Et puis, un matin de cette semaine, entre les pépiements assourdissants des moineaux, mésanges, troglodytes et bergeronnettes, soudain une vocalise bien connue dans la cour intérieure... L'ombre d'un F16 noir et blanc aux cabrioles vertigineuses, qui se livre à des acrobaties aériennes entre la vigne et les vieilles poutres en bois massif de la terrasse. Les hirondelles sont revenues!!! Elles n'ont pas encore tout à fait repris possession de leur nid, mais cela ne peut tarder... Alors, avec elles, mon printemps à moi est revenu, lui aussi. Malgré la pluie et la température maussade ce WE (si, si, on annonce de la neige dans mon pays d'Ardenne!), nos hirondelles ont ramené le printemps dans mon coeur... Elles ne nous ont pas oubliés: nous faisons toujours partie de leur vie.
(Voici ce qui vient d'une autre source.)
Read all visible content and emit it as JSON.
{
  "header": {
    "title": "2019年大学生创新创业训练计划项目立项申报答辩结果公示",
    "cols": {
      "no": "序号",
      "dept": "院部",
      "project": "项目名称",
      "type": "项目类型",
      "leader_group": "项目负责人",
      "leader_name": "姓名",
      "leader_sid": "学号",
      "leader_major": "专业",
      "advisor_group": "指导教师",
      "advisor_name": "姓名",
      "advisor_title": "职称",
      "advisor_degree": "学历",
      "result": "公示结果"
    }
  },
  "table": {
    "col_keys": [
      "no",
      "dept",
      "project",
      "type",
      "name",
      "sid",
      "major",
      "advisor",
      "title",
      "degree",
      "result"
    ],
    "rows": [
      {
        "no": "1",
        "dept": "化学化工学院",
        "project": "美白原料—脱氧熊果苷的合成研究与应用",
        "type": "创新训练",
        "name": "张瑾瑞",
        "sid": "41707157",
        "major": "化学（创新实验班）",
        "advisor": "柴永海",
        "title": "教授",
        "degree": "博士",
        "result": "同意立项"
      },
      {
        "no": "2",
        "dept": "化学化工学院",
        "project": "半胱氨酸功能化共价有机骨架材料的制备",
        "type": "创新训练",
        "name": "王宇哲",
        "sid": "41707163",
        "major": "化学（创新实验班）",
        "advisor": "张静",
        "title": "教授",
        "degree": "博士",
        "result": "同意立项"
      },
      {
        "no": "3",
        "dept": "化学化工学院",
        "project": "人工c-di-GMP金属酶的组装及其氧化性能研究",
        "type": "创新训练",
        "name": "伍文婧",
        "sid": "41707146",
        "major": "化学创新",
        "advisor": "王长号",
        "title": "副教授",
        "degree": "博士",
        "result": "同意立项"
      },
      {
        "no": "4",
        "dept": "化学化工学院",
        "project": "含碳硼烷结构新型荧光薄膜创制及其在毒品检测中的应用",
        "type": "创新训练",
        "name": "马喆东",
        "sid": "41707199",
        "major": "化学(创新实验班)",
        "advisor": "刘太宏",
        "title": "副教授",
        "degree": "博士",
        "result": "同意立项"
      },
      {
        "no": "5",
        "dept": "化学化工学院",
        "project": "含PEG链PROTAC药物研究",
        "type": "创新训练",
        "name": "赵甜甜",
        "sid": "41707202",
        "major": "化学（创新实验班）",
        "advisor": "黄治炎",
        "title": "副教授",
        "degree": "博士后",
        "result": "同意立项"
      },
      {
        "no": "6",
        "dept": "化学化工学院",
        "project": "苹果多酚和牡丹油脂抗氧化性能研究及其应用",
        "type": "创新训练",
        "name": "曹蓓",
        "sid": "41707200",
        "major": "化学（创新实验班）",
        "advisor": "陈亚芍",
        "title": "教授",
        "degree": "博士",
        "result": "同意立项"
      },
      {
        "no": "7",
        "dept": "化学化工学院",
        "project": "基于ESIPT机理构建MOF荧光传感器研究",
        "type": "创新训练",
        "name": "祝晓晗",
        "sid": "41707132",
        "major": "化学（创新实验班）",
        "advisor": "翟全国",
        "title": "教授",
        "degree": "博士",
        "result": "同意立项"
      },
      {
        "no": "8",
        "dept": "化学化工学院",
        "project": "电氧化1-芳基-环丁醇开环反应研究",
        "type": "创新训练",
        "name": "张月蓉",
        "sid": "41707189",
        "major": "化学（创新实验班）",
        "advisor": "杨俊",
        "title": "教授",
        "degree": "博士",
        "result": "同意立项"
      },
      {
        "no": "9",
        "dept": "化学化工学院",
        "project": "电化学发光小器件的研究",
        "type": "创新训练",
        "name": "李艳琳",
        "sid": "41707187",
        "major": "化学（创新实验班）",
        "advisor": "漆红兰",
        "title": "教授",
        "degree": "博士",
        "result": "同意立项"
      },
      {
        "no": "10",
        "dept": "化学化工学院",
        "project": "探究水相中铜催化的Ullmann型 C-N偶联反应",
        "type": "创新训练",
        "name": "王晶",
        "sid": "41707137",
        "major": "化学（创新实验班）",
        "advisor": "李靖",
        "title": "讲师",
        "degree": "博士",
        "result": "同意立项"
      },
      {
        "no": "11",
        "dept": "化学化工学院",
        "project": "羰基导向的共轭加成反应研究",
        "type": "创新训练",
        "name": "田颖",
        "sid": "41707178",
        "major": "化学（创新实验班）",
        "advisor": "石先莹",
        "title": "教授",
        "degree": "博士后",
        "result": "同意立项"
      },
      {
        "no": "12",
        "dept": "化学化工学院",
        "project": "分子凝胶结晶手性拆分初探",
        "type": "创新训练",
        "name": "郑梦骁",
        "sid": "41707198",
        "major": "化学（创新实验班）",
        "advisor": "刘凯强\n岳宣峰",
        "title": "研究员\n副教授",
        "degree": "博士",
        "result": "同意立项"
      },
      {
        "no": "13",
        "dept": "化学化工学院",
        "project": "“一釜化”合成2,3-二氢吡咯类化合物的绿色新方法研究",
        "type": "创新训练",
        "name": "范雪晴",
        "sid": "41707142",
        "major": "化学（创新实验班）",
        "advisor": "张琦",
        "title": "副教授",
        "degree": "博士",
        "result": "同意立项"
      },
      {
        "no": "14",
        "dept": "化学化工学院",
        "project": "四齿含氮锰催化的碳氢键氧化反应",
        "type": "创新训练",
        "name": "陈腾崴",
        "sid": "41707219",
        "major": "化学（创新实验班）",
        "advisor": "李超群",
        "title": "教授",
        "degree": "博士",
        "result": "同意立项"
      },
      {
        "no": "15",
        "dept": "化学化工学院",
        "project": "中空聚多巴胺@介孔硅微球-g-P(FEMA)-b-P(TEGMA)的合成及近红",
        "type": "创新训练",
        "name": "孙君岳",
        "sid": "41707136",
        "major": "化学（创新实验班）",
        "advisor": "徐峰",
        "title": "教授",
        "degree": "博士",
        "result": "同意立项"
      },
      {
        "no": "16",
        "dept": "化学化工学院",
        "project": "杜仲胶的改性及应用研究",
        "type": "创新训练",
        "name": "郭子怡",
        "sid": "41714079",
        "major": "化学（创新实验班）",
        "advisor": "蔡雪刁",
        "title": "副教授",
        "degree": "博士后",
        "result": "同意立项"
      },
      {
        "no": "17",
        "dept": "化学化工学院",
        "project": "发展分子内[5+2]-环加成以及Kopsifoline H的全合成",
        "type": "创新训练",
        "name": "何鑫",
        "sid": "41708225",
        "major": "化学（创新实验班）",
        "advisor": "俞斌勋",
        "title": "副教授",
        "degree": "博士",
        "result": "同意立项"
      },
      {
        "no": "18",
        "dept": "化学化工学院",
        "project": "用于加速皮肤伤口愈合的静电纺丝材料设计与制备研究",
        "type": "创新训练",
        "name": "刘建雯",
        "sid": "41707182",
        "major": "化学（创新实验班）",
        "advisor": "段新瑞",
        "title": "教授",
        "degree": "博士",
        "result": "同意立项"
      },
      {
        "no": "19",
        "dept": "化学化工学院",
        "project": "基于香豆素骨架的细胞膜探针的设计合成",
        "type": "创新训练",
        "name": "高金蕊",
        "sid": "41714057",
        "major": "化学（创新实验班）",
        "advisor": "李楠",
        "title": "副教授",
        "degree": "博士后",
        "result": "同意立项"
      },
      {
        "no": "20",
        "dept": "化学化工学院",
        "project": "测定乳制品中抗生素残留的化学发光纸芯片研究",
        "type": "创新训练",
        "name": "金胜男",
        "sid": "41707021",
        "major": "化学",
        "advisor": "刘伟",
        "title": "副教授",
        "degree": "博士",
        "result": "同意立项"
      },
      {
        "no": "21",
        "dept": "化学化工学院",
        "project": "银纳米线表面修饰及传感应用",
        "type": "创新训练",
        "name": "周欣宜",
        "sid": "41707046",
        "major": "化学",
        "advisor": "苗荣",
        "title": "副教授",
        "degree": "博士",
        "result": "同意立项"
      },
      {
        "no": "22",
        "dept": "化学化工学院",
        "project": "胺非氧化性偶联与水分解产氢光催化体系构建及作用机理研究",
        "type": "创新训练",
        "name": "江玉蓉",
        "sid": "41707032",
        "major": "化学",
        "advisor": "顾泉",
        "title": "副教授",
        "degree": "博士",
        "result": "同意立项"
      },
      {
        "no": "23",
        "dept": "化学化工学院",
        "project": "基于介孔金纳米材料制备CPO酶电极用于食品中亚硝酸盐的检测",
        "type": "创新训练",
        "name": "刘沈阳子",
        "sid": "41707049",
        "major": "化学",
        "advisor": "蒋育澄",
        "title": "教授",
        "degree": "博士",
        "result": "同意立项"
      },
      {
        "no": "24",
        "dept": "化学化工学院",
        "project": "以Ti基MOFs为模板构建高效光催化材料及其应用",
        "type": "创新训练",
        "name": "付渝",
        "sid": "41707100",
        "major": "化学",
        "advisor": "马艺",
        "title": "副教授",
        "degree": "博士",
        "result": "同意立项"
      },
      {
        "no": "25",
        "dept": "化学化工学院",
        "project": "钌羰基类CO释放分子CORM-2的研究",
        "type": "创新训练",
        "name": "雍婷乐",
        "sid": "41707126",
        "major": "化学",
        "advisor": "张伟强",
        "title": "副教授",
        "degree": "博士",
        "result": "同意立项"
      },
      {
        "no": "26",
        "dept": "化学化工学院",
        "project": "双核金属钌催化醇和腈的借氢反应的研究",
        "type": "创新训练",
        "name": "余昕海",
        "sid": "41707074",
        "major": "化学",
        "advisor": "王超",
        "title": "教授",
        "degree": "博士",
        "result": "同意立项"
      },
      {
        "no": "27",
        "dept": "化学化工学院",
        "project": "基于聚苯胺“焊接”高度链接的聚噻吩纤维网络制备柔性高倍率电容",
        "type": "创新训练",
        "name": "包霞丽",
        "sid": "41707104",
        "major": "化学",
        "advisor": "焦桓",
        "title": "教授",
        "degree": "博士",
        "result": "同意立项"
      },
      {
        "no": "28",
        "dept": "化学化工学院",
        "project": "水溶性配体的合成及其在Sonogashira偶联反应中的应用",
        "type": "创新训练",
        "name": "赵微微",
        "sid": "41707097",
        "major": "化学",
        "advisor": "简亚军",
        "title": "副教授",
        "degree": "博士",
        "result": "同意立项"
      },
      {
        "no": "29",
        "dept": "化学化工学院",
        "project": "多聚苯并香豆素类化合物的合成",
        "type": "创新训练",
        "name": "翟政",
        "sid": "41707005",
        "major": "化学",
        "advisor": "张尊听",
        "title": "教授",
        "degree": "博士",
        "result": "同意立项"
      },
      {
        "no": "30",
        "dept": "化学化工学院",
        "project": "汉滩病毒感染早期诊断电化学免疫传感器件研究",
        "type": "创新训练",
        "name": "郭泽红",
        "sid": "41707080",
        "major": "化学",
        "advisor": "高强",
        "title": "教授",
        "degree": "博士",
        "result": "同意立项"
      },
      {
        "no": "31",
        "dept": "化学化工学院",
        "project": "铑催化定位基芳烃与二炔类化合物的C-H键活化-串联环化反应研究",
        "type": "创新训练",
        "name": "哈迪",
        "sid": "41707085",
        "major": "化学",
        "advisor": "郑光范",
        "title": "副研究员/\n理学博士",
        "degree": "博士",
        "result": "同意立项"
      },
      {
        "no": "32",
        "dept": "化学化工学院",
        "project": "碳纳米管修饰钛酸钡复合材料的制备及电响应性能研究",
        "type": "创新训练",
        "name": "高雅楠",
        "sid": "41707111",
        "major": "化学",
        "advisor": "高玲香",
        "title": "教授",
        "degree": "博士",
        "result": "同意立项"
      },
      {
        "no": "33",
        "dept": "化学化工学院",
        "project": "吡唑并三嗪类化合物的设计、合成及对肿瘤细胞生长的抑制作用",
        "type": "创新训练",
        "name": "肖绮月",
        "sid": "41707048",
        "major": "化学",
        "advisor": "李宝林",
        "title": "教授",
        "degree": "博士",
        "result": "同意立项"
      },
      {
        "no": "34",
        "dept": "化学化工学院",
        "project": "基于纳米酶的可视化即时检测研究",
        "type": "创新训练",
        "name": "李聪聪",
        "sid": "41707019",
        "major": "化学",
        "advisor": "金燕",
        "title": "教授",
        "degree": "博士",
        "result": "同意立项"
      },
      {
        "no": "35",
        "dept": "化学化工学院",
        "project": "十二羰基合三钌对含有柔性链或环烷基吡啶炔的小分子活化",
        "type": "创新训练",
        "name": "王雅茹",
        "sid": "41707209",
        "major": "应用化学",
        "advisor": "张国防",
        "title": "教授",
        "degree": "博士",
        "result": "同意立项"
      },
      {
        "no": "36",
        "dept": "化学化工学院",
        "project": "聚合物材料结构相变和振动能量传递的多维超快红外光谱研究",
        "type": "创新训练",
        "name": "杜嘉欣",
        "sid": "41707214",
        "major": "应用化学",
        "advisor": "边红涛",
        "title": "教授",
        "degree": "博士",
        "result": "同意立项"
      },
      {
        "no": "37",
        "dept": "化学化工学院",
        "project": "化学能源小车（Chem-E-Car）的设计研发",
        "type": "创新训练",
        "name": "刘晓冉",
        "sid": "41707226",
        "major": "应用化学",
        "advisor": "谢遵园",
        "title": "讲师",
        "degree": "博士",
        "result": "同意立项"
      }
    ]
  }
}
Alors, si même des êtres chers vous boudent et gardent le silence durant de longues années, cela ne signifie pas qu'ils vous ont banni de leur coeur ou que vous leur soyez indifférent. Peut-être ont-ils ce besoin de passer du temps dans d'autres contrées, sous d'autres saisons, en d'autres compagnies, et de vivre d'autres vies. Je continue à croire qu'un jour, ils reviendront là où un jour leur coeur a appartenu. Ne leur en veuillez pas. Et ne les attendez-pas non plus. Mais, le jour où ils refont surface chez vous: accueillez-les comme si c'était hier, sans reproches, les bras ouverts, avec gratitude et cette même tendresse. Une ancienne amie d'enfance m'a récemment recontactée après plus de 25 ans d'absence. Et son coup de fil m'a fait chaud au coeur. Et je me réjouis sincèrement de la revoir. Peu importe si nous n'avons plus d'anciens sujets en commun. Nous en aurons de nouveaux, bon sang!
Alors, si un jour, une hirondelle revient vous voir après de longs hivers d'absence... Ne l'ignorez ni ne la repoussez pas. Accordez-vous simplement de lui laisser faire votre printemps...
2 Comments
didier Caffonnette
9/5/2016 11:19:45 am
Le coup des hirondelles c'est bien craquant !.... Et bye the way on est pas obligé de perdre ses amis de vue pour les retrouver 20 ans plus tard !..... On peut aussi juste continuer à les voir de temps en temps ! LOL.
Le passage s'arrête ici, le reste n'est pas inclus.